C’est à travers le travail agricole que les détenus se réapproprient leur vie et cheminent vers la liberté. Le travail de la terre, la production et la vente de légumes et de fromages permettent une revalorisation du travail et par-là aussi une revalorisation de soi. L’agriculture semble alors être « vecteur de réadaptation », comme l’a décrit La Libre Belgique dans un article publié le 27 juillet, car elle permet de retrouver des sensations oubliées ou parfois même inconnues, à (ré)apprendre la relation sociale et à reconstruire une image de soi positive. L’agriculture donne alors du sens au temps pénal et fait de la peine un temps utile en lui donnant un véritable contenu.

La ferme de Moyembrie apparaît comme le sas permettant la délicate transition entre l’univers clos du carcéral et la vie en société. En effet, la population carcérale est confrontée à de nombreuses problématiques : une sous-scolarisation importante, un déficit de compétences en matière professionnelle, de nombreux stigmates liés à l’incarcération, le manque d’ouverture de l’institution carcérale vers l’extérieur ou encore des difficultés psychologiques, familiales, de santé. Ce cadre de l’exploitation agricole donne l’opportunité aux détenus de réapprendre ce qu’ils ont désappris au cours de leur incarcération et de retrouver une place dans la société en s’autonomisant et en se responsabilisant.
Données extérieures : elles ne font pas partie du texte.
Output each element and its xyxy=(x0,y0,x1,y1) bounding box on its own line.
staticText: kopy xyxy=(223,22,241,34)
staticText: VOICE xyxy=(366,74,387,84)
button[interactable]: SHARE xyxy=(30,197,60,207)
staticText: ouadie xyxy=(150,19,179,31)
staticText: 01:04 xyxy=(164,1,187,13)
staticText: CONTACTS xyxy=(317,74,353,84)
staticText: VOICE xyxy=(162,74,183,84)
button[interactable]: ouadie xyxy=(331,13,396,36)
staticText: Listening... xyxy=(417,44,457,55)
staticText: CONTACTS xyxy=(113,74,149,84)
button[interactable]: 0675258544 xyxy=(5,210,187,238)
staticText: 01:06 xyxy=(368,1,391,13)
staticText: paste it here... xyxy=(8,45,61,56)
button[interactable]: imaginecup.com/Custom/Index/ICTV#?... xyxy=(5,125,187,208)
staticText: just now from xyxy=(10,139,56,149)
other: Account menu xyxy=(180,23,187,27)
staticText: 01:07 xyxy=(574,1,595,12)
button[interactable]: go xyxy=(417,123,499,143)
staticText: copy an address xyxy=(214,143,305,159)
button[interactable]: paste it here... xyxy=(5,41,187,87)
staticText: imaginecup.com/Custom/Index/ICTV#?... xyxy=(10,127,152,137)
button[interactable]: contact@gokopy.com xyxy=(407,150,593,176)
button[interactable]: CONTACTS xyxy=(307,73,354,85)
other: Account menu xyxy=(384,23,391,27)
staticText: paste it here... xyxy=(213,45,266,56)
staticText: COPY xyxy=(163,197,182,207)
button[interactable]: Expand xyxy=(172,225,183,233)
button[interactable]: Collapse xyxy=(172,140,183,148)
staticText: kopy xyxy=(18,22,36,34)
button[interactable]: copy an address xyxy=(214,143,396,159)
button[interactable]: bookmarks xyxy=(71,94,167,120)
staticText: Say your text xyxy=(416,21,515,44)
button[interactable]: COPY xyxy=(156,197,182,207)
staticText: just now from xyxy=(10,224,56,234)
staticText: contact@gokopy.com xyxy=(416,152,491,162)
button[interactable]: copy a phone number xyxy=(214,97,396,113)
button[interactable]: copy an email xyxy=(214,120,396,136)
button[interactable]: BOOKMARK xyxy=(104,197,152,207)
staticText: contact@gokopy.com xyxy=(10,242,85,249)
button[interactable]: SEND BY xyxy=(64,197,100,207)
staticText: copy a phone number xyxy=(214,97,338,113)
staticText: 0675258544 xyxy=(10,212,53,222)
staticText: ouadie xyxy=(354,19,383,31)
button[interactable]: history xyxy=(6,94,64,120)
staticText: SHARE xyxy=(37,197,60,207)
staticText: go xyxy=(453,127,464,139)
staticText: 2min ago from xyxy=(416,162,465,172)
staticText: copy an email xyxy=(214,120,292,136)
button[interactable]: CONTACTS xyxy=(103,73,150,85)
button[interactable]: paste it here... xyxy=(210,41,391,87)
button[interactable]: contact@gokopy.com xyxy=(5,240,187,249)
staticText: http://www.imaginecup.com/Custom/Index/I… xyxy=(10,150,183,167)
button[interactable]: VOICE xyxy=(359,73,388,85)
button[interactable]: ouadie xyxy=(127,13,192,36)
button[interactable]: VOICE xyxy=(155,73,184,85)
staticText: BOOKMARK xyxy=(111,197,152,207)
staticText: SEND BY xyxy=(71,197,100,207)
D’après les détenus, il s’agit véritablement de « réadaptation » et non de « réinsertion », processus qui n’intervient que plus tard. Une réadaptation nécessaire car, comme l’écrivait le site Réflexions (Université de Liège) en 2013, « en bouleversant la dimension spatiale, temporelle et corporelle, en anémiant le vécu émotionnel et en sapant l’identité, la prison modifie l’homme ». Il s’agit pour les détenus qui croient en leur avenir de se réapproprier progressivement leur propre vie avec le soutien des salariés et des bénévoles de la ferme.

La ferme de Moyembrie, affiliée au mouvement Emmaüs France et sous convention avec le ministère français de la Justice, est devenue une institution dans le paysage carcéral français et fait passer un message : l’importance et l’utilité d’un moindre recours à la prison. Il s’agit de lutter contre les conséquences négatives de l’emprisonnement qui désocialise, annihile, infantilise et déresponsabilise. A terme, les travailleurs de la ferme espèrent pouvoir questionner les fondements même de la peine privative de liberté qui ne parvient nullement à remplir ses fonctions de lutte contre la récidive et de réinsertion.

Nicolas Ferran, militant de l’Observatoire International des Prisons section française, et Samuel Gautier (ex-OIP) ont réalisé en 2016 un documentaire sur la ferme de Moyembrie appelé « A l’air libre ». A partir de la parole des détenus, les réalisateurs nous montrent comment un projet associatif porté par la société civile peut répondre, à son échelle, à une problématique qui dure depuis longtemps. Depuis le mois d’avril 2016, le film a été projeté dans de nombreuses villes françaises et a même fait l’objet d’une projection à Bruxelles le 30 juillet au Cinéma Aventure.